Происходило нечто волшебное, думала она, какая-то перемена, трансформация, на которую Ребекка не смела даже надеяться.
Она спросила:
— Вы серьезно, Коннор?
— Я очарован вашей красотой, вы же видите.
— О Коннор! — В глазах у нее стояли слезы. — Я постарела и подурнела. Когда-то я была красива, но сейчас уже нет.
Он покачал головой.
— Вы были красивы раньше и красивы сейчас. И будете красивой и десять, и двадцать лет спустя. Я это знаю. Если бы я записывал все, что хотел вам сказать за годы разлуки, мои письма были бы длиной с милю. Я люблю вас, Ребекка, и хочу видеть ваше лицо, открывая глаза по утрам. Хочу всматриваться в него, если проснусь среди ночи. Я устал быть один, устал от разлуки с вами. Я не могу больше жить без вас. Я не знаю, как мы все это устроим, вы и я, я с моими женой и сыном, вы с вашим мужем, я со своим камнем, а вы со своим стеклом, но это все, чего я хочу. Как вам кажется, вы этого хотите?
— Да, — ответила Ребекка. Сердце ее пело. — Да, Коннор.
Фредди и Льюис уехали из Лаймингтона летом 1949. Дом продали; Льюис нашел работу в авиационной компании в Кройдоне. В последние месяцы в Лаймингтоне Фредди вздрагивала от каждого телефонного звонка или стука в дверь, опасаясь, что к ним нагрянет полиция, страховщики, Фрэнк Кайт — что прошлое не оставит их в покое.
Они сняли небольшую квартирку в Сент-Джонс-Вуд. Фредди устроилась работать в художественную галерею на Корк-стрит. Владельца галереи звали Каспар де Курси; он постоянно носил бархатные смокинги и галстук-бабочку в горошек. Щедрость не входила в число его добродетелей: возлюбленный Каспара Тони, деливший с ним квартиру над галереей, как-то раз по секрету сообщил Фредди, что ей платят вдвое меньше, чем ее предшественнику. Мистер де Курси вообще сомневался, справится ли она с обязанностями его ассистента (он предпочитал иметь дело с мужчинами), пока Фредди не упомянула, что она дочь Джералда Николсона.
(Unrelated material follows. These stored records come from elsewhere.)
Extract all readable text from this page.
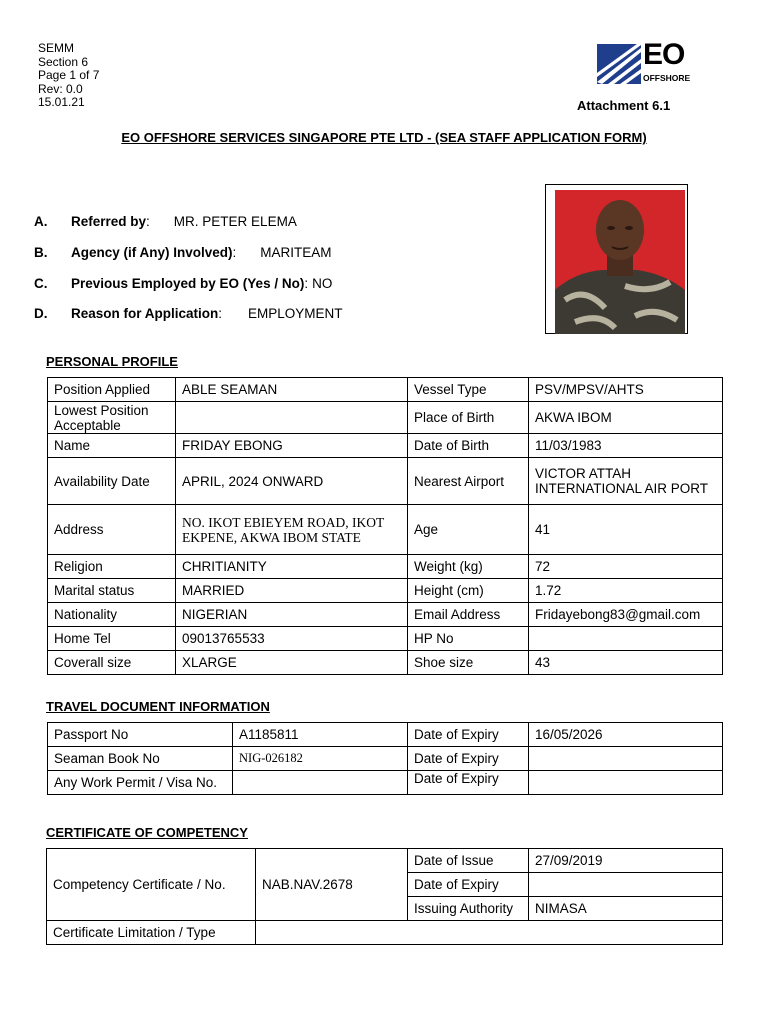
SEMM
Section 6
Page 1 of 7
Rev: 0.0
15.01.21
EO
OFFSHORE
Attachment 6.1
EO OFFSHORE SERVICES SINGAPORE PTE LTD - (SEA STAFF APPLICATION FORM)
A. Referred by: MR. PETER ELEMA
B. Agency (if Any) Involved): MARITEAM
C. Previous Employed by EO (Yes / No): NO
D. Reason for Application: EMPLOYMENT
PERSONAL PROFILE
Position Applied	ABLE SEAMAN	Vessel Type	PSV/MPSV/AHTS
Lowest Position Acceptable		Place of Birth	AKWA IBOM
Name	FRIDAY EBONG	Date of Birth	11/03/1983
Availability Date	APRIL, 2024 ONWARD	Nearest Airport	VICTOR ATTAH INTERNATIONAL AIR PORT
Address	NO. IKOT EBIEYEM ROAD, IKOT EKPENE, AKWA IBOM STATE	Age	41
Religion	CHRITIANITY	Weight (kg)	72
Marital status	MARRIED	Height (cm)	1.72
Nationality	NIGERIAN	Email Address	Fridayebong83@gmail.com
Home Tel	09013765533	HP No	
Coverall size	XLARGE	Shoe size	43
TRAVEL DOCUMENT INFORMATION
Passport No	A1185811	Date of Expiry	16/05/2026
Seaman Book No	NIG-026182	Date of Expiry	
Any Work Permit / Visa No.		Date of Expiry	
CERTIFICATE OF COMPETENCY
Competency Certificate / No.	NAB.NAV.2678	Date of Issue	27/09/2019
		Date of Expiry	
		Issuing Authority	NIMASA
Certificate Limitation / Type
Глаза его загорелись: «Может быть, у вас сохранились его работы?» «Нет, — ответила она, — к сожалению, не сохранились». Мать распродала картины, которые оставались у нее, чтобы оплатить образование дочерей; Тесса еще могла бы позволить себе приобрести некоторые из работ отца, когда работала манекенщицей, но не стала этого делать. Возможно, она слишком хорошо помнила буйный нрав Джералда Николсона и его несдержанный язык, чтобы развешивать у себя в квартире его картины.
Так или иначе, но мистер де Курси принял Фредди на работу. Работы ее отца, как оказалось, в последние годы сильно выросли в цене. Владелец галереи, словно дитя, хвастался ею перед перспективными клиентами; пару раз она слышала, как он нашептывает им на ухо: «Дочь Джералда Николсона, очень сообразительная девушка».
Она знала, что Льюису не нравится ее работа в галерее, но не собиралась отказываться от нее, потому что уже давно мечтала о двух вещах: переехать в Лондон и выйти на работу. Ей надо было снова стать хозяйкой собственной жизни, а это означало самой зарабатывать деньги. Как чудесно было снова вернуться в Лондон, в свою привычную, нормальнуюсреду — никаких больше болот и песков, а только знакомые старые улицы и здания, магазины и конторы, и люди, которые позволяют отвлечься от бесконечных забот. Им необходимо было отвлекаться, и ей, и Льюису; слишком много осталось тем, о которых они не говорили, слишком тонок был лед, по которому им приходилось ступать.
Поначалу Льюис пребывал в подавленном состоянии духа; они редко выходили, предпочитая коротать вечера за книгой или прогуливаться в парке. Нередко, проснувшись среди ночи, Фредди обнаруживала, что Льюиса в постели нет — до нее доносились его шаги по квартире и тихое бурчание радиоприемника. Он отдал Фрэнку Кайту деньги, полученные по страховке, и львиную долю суммы, вырученной от продажи дома. Однако тревога подспудно отравляла их жизнь: от звонка в дверь поздно вечером у Фредди душа уходила в пятки, и она сразу вспоминала, каким сильным бывает страх, как он проводит по спине своими ледяными пальцами, как земля уплывает из-под ног.